The perception of Chinese products is changing. It gets approval from the Chinese and the international community:
- The level of trust is increasing. A 2020 survey showed that 85% of Chinese prefer local brands over foreign ones (+25% since 2016; +70% since 2011).
- The Chinese love local brands and vote for them with their money. Consumption growth is happening in all categories.
- Global perception is improving. People around the world are more positive about Chinese brands, especially in the UK and some other countries in Europe.
The secret largely lies in the characteristics of local businesses. Brands get a lot of support from the government and society as a whole.
The following trends can be highlighted:
- Low awareness. Local consumers often do not distinguish between Chinese brands and foreign brands. In 2017, 45% of respondents thought Danone was a Chinese brand, while 48% also said the same about Olay.
- Difficulties for foreign companies. If a foreign firm didn’t give its brand a Chinese name, someone else will. Because of ineffective trademark protection and the difficulty of translating names in the country, there are many brands that officially copy Lacoste. To survive in difficult conditions, international brands have to adapt to local realities. One example is Coca-Cola. The company translated its name into the consonant “????” (“k? k?u k? lè”), which means “delicious entertainment”.
- Protectionist policies. The government has a strong influence on current processes. In 2019, 46% of marketing directors in China cited local policies and compliance with local regulations as the top challenge to achieving global goals.
In recent years, China has also often blocked the activities of international companies (Microsoft, LinkedIn, Amazon, Slack) that can compete with local corporations.
The perception of China is changing: from harsh reactions like “that’s weird” to admiration for innovation and minimalism. What trends are driving Chinese design and branding today?
Tribute to Tradition
Guochao (“Rising China”) is a trend to use elements of local culture. Brands see local consumers’ pride in cultural heritage and try to emphasize its elements in their communications:
- Gongbi – “meticulous brushwork”. It implies the use of highly detailed strokes detailing the subjects
- Xieyi is the antonym of Gongbi. It implies sketchiness, drawing with a “free brush”. Xieyi is reflected in painting with ink (shui-mo)
- National themes. As patriotic and nationalistic sentiments increase, the use of ethnic paraphernalia grows.

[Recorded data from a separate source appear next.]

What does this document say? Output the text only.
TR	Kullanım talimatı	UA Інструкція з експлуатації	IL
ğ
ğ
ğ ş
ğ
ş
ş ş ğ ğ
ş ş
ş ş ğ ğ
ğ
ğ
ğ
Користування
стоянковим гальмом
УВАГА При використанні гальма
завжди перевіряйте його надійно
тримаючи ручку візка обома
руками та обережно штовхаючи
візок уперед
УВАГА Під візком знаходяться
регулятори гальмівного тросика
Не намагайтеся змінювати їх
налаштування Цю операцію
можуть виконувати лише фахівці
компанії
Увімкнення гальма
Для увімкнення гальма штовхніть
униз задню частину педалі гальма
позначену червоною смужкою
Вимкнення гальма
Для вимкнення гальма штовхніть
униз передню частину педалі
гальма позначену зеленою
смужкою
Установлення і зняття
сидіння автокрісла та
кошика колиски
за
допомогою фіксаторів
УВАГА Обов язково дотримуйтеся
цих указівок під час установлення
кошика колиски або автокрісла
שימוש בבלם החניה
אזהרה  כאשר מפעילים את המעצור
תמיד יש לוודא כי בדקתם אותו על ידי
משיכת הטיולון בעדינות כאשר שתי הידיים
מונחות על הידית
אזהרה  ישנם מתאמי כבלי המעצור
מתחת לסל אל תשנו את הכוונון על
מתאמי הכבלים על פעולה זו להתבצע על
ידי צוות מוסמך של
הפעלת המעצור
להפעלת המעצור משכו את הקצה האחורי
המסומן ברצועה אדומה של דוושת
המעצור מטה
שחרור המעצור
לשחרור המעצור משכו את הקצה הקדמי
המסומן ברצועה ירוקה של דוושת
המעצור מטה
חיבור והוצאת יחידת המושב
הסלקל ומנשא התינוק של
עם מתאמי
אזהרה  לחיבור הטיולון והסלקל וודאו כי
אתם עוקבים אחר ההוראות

Chinese society is changing, and this is reflected in new trends. The values of the modern generation are described by the following terms:
- Tangping and Neijuan. The Chinese are known for their workaholism: 12-hour workdays, overtime, and sleeping pods in offices. The grueling nature of this model of work is called “996” in China (9 a.m. to 9 p.m. 6 days a week).
- Sang ?ulture (singing culture). Young people seek to change their lifestyles, abandoning unattainable career goals and the stress associated with them in favor of a “slow life” format. Sang Culture describes a melancholic, slow way of life associated with the knowledge of oneself through Zen culture.

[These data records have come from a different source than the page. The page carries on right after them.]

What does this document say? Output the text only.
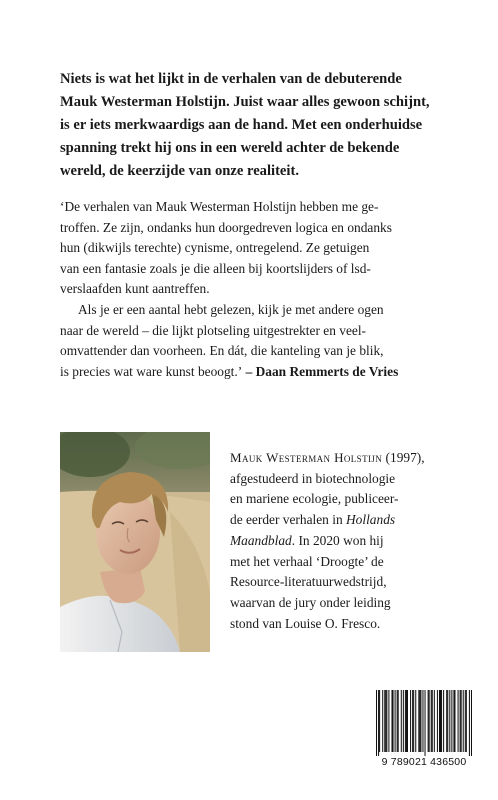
Niets is wat het lijkt in de verhalen van de debuterende
Mauk Westerman Holstijn. Juist waar alles gewoon schijnt,
is er iets merkwaardigs aan de hand. Met een onderhuidse
spanning trekt hij ons in een wereld achter de bekende
wereld, de keerzijde van onze realiteit.
‘De verhalen van Mauk Westerman Holstijn hebben me ge-
troffen. Ze zijn, ondanks hun doorgedreven logica en ondanks
hun (dikwijls terechte) cynisme, ontregelend. Ze getuigen
van een fantasie zoals je die alleen bij koortslijders of lsd-
verslaafden kunt aantreffen.
Als je er een aantal hebt gelezen, kijk je met andere ogen
naar de wereld – die lijkt plotseling uitgestrekter en veel-
omvattender dan voorheen. En dát, die kanteling van je blik,
is precies wat ware kunst beoogt.’ – Daan Remmerts de Vries
Mauk Westerman Holstijn (1997),
afgestudeerd in biotechnologie
en mariene ecologie, publiceer-
de eerder verhalen in Hollands
Maandblad. In 2020 won hij
met het verhaal ‘Droogte’ de
Resource-literatuurwedstrijd,
waarvan de jury onder leiding
stond van Louise O. Fresco.
9 789021 436500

Nature plays an important role in Chinese culture and philosophy. The religion of Taoism and the related principle of wu-wei (the principle of non-action) describe a caring attitude toward the world – knowledge without change or transformation.
Food in China is more than a resource for health. It helps build interpersonal relationships and is a reflection of social status. This favorite theme is evident in brand packaging. They are filled with flavor metaphors and bright, appetizing images.
Love of nostalgia
The love of nostalgia is strong in China. As an example, the White Rabbit candy brand is a kind of nostalgic brand for the older generation of consumers. In 2008, the brand left the shelves, but then it revived and carried out a large-scale rebranding, bringing back to childhood.
An unusual, sometimes contradictory social, political, and cultural background creates problems for creative development. And at the same time, it often opens new horizons – it allows you to find something special and unique in yourself and subsequently tell the world about it. This is exactly what China does.
Preserving traditions while being strongly influenced by socialism and state paternalism, Chinese design works on packaging and branding in a bold, distinctive, and authentic way.